Jul 05, 2025, 12:00 PM
1.83%
What does GRMN do
Garmin, headquartered in Schaffhausen, offers GPS-enabled navigation, communications, and information devices across five segments: fitness, outdoor, aviation, marine, and auto, employing 19,900 people. The company went public on December 8, 2000.
Based on our analysis, Garmin has received an overvalued rating of 2 out of 5 stars from Cashu. Several key financial metrics indicate that Garmin may be priced higher than its fundamental performance warrants. One notable ratio is the Price-to-Earnings (PE) Ratio, which stands at 28.16, significantly higher than the sector average of 15.61. A higher PE ratio suggests that investors are willing to pay more for each dollar of earnings, which can indicate overvaluation when compared to peers. Additionally, Garmin's Price-to-Book (PB) Ratio is 5.08, compared to the sector's average of 1.97. This ratio indicates how much investors are willing to pay for each dollar of net assets. A higher PB ratio could imply that the market has high expectations for future growth, which may not be sustainable. The Dividend Yield for Garmin is 1.39, while the sector average is 2.56. This lower yield suggests that Garmin returns less cash to its shareholders in the form of dividends compared to its peers, which may deter income-focused investors.
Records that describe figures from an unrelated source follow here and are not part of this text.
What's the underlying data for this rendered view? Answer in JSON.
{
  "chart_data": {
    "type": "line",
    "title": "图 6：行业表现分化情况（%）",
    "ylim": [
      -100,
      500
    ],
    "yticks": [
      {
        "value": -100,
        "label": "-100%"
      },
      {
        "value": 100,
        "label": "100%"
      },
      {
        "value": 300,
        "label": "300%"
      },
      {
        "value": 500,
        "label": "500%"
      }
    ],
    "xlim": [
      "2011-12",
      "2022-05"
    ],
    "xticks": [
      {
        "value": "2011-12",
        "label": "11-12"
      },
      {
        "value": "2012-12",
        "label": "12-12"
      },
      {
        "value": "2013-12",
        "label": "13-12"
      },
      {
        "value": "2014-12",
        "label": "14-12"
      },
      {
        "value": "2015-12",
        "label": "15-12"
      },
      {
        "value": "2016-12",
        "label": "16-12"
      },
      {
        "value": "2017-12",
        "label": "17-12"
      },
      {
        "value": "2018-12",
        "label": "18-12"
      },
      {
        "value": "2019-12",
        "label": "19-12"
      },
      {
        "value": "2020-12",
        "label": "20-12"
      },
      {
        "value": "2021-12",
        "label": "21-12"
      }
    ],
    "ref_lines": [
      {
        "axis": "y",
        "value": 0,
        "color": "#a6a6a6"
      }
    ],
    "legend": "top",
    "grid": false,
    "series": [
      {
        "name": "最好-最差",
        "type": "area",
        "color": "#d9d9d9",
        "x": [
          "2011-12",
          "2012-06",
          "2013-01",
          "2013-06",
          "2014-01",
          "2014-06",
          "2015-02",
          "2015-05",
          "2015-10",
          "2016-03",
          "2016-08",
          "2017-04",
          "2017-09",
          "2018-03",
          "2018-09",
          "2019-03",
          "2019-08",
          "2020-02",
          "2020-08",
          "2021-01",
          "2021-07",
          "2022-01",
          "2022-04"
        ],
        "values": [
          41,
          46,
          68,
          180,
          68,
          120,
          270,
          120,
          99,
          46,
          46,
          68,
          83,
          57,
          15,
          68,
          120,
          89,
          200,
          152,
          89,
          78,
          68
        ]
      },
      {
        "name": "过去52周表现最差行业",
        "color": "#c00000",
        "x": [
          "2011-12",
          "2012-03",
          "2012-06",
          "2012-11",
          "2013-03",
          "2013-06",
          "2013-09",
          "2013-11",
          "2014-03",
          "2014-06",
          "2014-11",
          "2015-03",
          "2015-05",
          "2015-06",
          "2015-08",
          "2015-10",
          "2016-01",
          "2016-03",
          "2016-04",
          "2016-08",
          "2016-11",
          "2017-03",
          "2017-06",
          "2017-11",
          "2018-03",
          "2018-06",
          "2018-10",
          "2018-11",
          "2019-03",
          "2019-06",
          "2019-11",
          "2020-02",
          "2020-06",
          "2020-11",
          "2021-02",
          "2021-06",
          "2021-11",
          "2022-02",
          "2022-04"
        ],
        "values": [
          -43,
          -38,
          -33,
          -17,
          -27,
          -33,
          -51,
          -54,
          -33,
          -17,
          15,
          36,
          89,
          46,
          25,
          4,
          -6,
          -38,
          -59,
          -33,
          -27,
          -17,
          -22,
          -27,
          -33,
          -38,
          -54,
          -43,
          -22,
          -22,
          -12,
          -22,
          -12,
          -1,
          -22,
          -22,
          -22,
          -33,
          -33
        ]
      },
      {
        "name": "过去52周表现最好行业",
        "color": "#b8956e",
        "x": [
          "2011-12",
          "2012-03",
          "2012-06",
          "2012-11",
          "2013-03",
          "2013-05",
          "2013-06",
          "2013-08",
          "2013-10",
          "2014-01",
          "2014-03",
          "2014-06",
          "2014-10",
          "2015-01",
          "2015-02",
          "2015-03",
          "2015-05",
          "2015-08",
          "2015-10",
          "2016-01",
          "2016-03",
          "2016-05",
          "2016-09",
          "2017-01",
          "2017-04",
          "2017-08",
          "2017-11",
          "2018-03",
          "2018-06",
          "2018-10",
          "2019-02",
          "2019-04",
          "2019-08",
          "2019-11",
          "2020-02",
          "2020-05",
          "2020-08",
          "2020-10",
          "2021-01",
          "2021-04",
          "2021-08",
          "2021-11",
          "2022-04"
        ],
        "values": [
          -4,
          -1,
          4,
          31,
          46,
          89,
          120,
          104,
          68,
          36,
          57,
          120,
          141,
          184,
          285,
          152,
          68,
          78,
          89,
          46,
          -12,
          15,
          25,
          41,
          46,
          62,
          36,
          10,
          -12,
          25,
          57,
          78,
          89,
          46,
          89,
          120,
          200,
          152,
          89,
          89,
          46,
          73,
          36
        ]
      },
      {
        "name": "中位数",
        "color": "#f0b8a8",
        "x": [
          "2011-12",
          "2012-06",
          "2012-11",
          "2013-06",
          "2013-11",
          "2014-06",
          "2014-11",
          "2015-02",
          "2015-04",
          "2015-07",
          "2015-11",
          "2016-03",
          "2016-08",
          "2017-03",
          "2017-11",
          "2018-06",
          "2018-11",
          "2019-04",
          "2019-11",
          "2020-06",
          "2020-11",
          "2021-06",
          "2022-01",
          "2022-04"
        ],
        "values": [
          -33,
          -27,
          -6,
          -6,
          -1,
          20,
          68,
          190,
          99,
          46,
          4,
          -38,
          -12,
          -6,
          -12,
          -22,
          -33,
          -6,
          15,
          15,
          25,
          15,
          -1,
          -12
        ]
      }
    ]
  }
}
In terms of return metrics, Garmin's Return on Assets (ROA) Ratio stands at 14.66, compared to the sector's -0.10. Although Garmin performs well here, the relatively high valuation combined with lower dividend yield raises questions about its overall investment appeal. In summary, Garmin's elevated PE and PB ratios, along with a lower dividend yield, suggest potential overvaluation. This is not a comprehensive overview of our valuation, and should not be viewed as financial advice. Always do your own research before considering an investment.